In the midst of increasing demand for water, population growth in Denver and along the Front Range on the east side of the Continental Divide led to controversial transmountain water diversions. The first major diversion was the Moffat Tunnel, which took water from the Fraser River on the Western Slope near Winter Park through a six-mile tunnel to Denver in the 1930s. The granddaddy of them all—the Colorado-Big Thompson Project—diverted water from the Colorado River at Grand Lake through the 13.3-mile Alva Adams Tunnel underneath Rocky Mountain National Park to Estes Park, and then down the Big Thompson River to communities along the northern Front Range. Built from 1938 to 1953, it cost $160 million and has the right to divert 310,000 acre-feet of water. 

The Roberts Tunnel was another major diversion. Built from 1958 to 1962 by Denver Water, it took water from the Western Slope at the Dillon Reservoir near Silverthorne through a twenty-three-mile underground tunnel to a branch of the South Platte River near Grant on the Eastern Slope, ultimately allowing it to flow to Denver. The final major transmountain diversion was the Fryingpan-Arkansas Project, built from 1962 to 1974. This project diverted water from the Fryingpan River near Basalt on the Western Slope through the six-mile Boustead Tunnel into Turquoise Lake on the Eastern Slope and then down the Arkansas River into southeastern Colorado. All told, today in 2021, there are 38 transmountain diversions, taking 500,000 acre-feet of water from the Western Slope to the Eastern Slope of Colorado. 

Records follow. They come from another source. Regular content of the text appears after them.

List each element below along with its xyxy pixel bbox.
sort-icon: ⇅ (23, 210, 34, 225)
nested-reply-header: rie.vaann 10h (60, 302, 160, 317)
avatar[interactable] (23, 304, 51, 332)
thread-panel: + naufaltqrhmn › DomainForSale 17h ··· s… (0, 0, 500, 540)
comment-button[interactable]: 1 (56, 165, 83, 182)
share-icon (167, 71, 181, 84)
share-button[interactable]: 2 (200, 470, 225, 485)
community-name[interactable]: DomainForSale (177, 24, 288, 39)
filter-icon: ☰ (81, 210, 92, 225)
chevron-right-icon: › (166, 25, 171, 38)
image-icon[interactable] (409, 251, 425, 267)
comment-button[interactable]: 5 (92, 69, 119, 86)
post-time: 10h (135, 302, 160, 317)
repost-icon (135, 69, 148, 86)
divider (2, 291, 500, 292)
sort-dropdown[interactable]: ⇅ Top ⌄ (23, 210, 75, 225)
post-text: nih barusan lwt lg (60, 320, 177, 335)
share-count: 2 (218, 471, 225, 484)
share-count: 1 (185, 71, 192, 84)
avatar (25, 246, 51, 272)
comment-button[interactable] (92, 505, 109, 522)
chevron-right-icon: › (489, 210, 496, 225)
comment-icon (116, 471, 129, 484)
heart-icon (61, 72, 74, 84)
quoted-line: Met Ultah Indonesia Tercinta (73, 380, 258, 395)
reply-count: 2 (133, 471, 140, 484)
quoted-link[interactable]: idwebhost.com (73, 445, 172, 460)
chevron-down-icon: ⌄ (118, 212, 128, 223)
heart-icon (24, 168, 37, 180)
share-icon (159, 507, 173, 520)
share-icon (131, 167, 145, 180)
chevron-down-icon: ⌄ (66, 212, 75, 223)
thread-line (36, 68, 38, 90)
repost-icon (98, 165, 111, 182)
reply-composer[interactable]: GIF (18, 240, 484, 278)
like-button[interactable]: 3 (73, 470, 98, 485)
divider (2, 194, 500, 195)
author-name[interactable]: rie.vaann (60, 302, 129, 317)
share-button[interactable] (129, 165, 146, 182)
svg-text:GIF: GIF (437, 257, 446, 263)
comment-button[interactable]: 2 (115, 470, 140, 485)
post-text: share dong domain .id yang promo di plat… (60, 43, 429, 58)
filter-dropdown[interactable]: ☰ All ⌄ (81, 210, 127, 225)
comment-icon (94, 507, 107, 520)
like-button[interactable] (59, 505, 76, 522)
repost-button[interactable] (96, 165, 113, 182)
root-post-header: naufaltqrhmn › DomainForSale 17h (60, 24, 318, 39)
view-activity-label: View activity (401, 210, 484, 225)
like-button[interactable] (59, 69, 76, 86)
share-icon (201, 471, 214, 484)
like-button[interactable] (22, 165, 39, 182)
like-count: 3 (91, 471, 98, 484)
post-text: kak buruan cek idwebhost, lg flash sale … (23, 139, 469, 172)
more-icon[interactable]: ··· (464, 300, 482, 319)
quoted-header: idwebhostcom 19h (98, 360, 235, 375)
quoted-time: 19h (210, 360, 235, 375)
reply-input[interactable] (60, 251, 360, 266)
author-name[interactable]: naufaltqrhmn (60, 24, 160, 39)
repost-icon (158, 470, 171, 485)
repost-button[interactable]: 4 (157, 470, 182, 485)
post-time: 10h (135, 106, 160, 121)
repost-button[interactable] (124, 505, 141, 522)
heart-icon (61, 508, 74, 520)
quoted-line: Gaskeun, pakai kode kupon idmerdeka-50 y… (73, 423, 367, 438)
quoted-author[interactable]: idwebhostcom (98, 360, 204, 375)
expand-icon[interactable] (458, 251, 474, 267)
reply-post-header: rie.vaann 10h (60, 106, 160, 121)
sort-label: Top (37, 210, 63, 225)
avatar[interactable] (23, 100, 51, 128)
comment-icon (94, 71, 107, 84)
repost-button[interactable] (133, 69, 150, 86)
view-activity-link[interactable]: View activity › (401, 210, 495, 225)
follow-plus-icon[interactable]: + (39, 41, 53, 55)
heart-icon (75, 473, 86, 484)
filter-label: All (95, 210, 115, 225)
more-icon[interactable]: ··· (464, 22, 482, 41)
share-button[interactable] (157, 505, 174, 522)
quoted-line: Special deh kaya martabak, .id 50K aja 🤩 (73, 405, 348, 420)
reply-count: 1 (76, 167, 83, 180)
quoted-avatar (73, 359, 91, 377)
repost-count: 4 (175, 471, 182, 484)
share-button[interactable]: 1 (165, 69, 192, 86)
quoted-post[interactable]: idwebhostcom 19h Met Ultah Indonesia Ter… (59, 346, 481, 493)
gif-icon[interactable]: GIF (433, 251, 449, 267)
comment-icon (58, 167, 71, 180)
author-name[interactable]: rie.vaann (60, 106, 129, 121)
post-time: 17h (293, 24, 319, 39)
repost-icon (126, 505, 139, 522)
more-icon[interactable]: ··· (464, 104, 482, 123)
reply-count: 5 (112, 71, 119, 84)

The water situation in Colorado and the West is dire. The West and Colorado are in the midst of one of the worst droughts in recorded history. The Colorado River is over-appropriated and there is not enough water to supply the 40 million people who depend on it. Mountain snowpack in the West has declined 15% in the last 20 years and Colorado River flows are down nearly 20%. 

Much of Colorado, in the fall of 2021, is in what experts call “extreme drought.” The state’s water supply depends on three interconnected sources—snow, rivers, and groundwater—and all are in trouble. Fights over water in Colorado and the West today involve industry, agriculture, recreation, cities, environmentalists, power companies, the federal government, and land developers. We must accept the fact today that we live in an arid land—and act accordingly.

The day, I believe, is approaching when we will see “the Great Eastern Movement” when people have to leave Colorado and the West and move east where the water is. Former President Gerald Ford, talking about water in Colorado, once declared, “Education costs a lot but ignorance costs a lot more.” 

The only thing that stops growth and more population in Colorado and the West is economics. When water bills rise to thousands of dollars a month, growth will stop. Many would like to live in Aspen or Vail, but with the price of a home in the millions, they can’t afford it. That analogy also applies to water. The Western Slope, where 80% of the water is, and the Eastern Slope which wants that water, will continue to fight for the precious liquid. The Western Slope view of the Front Range is colored by transmountain diversions of the past, while the Eastern Slope view is, “What’s mine is mine and what’s yours is negotiable.” 

The major problem today regarding water is climate change. The National Research Council recently determined that the earth is the hottest it has been in 400 years. It declared, “Climate change and soaring population across the Southwest threatens to overwhelm the main water source for millions. The Colorado Basin is going to face costly, controversial, and unavoidable trade-off choices along with demands threatening the area’s ability to cope with droughts and water shortages.”

So, water truly is the lifeblood of Colorado—and there’s not enough of it. What does the future hold?